Burroughs's actual concerns in his particular kind of magical universe aren't anything like the way I see the world. He would never have agreed with me about conspiracy theories. He loved conspiracy theories and had a million of them, as contradictory as they might have been. But I loved all the different things he could do with language, and I loved seeing this totally vernacular streak of American language put to the service of weird, quasi-European art. With Borges, he's just sort of as close as I ever got to cosmic mysticism.
But even if it's a deep-down stylistic influence, these two writers seem to be on your mind a lot as a sounding board when working out ideas in the essays and speeches here. Well, that's true. I noticed that myself — they pop up all the way through, so I guess they're the influences I've been conscious of. I suspect that our artistic influences aren't all that conscious all the time. We like to tell people which writers we like so the people we're telling will think those writers are cool [laughs]. I mean, I do it. And then some others, I think, "Eh, I'm not going to mention those guys."
What's your take political leaders' disconnect with so many functions of the Internet, highlighted in the SOPA hearings last month? It's as though it's generational but it's probably not generational in the old sense. Like, it's not exclusively "old people" who don't know what the Internet is or how it works. It's some different kind of split. It's a cultural split that kind of goes along the same lines as guys who probably never learned to type because that's what secretaries do. There's still a lot of that around. The real downside of it isn't that they're being misogynist jerks, but that they wind up just not knowing how the Internet works.

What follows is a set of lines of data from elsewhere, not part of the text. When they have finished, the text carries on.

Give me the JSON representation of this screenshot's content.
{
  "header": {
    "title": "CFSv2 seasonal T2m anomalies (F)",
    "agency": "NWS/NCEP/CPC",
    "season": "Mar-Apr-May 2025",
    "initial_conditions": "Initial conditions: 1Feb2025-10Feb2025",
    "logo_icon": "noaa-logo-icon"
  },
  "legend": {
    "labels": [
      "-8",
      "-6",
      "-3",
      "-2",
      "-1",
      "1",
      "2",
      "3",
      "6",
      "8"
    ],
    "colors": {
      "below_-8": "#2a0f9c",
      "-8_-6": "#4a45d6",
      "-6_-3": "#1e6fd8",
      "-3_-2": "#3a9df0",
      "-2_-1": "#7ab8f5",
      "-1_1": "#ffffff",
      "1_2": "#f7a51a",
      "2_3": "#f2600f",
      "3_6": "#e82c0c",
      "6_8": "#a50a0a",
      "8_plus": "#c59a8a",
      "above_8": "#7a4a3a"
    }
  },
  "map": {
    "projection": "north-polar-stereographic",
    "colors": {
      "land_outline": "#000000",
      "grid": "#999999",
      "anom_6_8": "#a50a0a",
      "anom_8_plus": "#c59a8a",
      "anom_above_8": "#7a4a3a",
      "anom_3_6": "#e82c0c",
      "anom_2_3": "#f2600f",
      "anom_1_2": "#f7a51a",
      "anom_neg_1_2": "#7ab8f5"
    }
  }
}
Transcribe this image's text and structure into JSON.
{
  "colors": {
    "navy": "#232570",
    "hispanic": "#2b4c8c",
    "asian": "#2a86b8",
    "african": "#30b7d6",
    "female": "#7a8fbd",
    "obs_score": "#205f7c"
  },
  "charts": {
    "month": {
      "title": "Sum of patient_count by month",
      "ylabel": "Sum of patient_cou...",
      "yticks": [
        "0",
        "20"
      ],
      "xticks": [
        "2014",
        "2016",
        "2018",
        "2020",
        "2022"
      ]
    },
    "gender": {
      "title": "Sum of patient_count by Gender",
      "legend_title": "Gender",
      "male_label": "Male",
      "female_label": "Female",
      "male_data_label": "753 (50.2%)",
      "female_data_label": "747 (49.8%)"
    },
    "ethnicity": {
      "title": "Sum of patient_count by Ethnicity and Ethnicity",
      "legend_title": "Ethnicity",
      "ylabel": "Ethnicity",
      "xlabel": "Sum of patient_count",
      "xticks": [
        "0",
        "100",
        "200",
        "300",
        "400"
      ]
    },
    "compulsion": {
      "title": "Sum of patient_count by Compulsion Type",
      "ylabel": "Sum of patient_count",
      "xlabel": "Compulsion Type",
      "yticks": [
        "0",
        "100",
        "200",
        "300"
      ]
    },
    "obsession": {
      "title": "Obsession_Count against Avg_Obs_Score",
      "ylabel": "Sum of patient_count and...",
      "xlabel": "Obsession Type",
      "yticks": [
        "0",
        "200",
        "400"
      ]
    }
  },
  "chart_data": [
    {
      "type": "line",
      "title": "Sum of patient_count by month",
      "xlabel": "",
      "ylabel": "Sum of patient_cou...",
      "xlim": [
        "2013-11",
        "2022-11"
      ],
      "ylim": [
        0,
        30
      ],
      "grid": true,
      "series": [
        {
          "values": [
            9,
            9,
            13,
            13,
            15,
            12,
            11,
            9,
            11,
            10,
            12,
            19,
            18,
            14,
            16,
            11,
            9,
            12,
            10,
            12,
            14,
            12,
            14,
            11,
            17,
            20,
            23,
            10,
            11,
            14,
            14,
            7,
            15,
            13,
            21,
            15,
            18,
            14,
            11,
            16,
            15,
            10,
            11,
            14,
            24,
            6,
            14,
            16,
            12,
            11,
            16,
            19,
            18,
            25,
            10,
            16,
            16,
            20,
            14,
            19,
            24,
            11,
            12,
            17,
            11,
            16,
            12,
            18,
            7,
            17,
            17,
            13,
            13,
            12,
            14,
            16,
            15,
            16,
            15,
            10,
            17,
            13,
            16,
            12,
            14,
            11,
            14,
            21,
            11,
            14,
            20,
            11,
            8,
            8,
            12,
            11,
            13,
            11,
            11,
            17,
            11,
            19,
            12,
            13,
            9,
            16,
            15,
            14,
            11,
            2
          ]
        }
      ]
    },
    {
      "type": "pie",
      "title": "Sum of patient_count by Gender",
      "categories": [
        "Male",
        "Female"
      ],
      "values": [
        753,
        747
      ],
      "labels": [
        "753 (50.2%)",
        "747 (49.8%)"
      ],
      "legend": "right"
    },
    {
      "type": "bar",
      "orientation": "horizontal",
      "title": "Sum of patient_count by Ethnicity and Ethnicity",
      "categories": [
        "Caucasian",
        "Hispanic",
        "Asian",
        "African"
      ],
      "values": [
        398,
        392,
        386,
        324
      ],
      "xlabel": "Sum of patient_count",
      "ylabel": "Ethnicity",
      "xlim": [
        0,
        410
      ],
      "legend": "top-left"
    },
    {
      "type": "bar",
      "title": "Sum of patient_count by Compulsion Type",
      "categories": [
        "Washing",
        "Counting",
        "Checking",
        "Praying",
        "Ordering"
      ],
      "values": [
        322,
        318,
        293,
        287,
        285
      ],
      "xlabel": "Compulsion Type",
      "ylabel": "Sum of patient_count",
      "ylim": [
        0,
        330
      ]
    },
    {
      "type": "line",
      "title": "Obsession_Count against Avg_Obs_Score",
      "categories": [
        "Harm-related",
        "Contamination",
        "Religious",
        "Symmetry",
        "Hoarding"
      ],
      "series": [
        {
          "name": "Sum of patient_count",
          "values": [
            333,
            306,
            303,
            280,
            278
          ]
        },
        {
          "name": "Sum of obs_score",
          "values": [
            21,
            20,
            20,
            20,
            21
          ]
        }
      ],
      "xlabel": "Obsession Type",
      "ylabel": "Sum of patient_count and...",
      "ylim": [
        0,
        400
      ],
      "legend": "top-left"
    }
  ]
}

There's still relatively little political attention paid to candidates' attitudes toward Internet practices. Yeah, it's very much at the bottom. I think people generally more viscerally believe that "the economy is where we live, man!" And that's true. But really, in North America, the media is where we live. It's what we do. It's not like we're making a whole lot of stuff in factories or anything. We let people in other countries do that if we can. So the Internet is very important, and if they start messing with it, I think we're about to find out how important it was!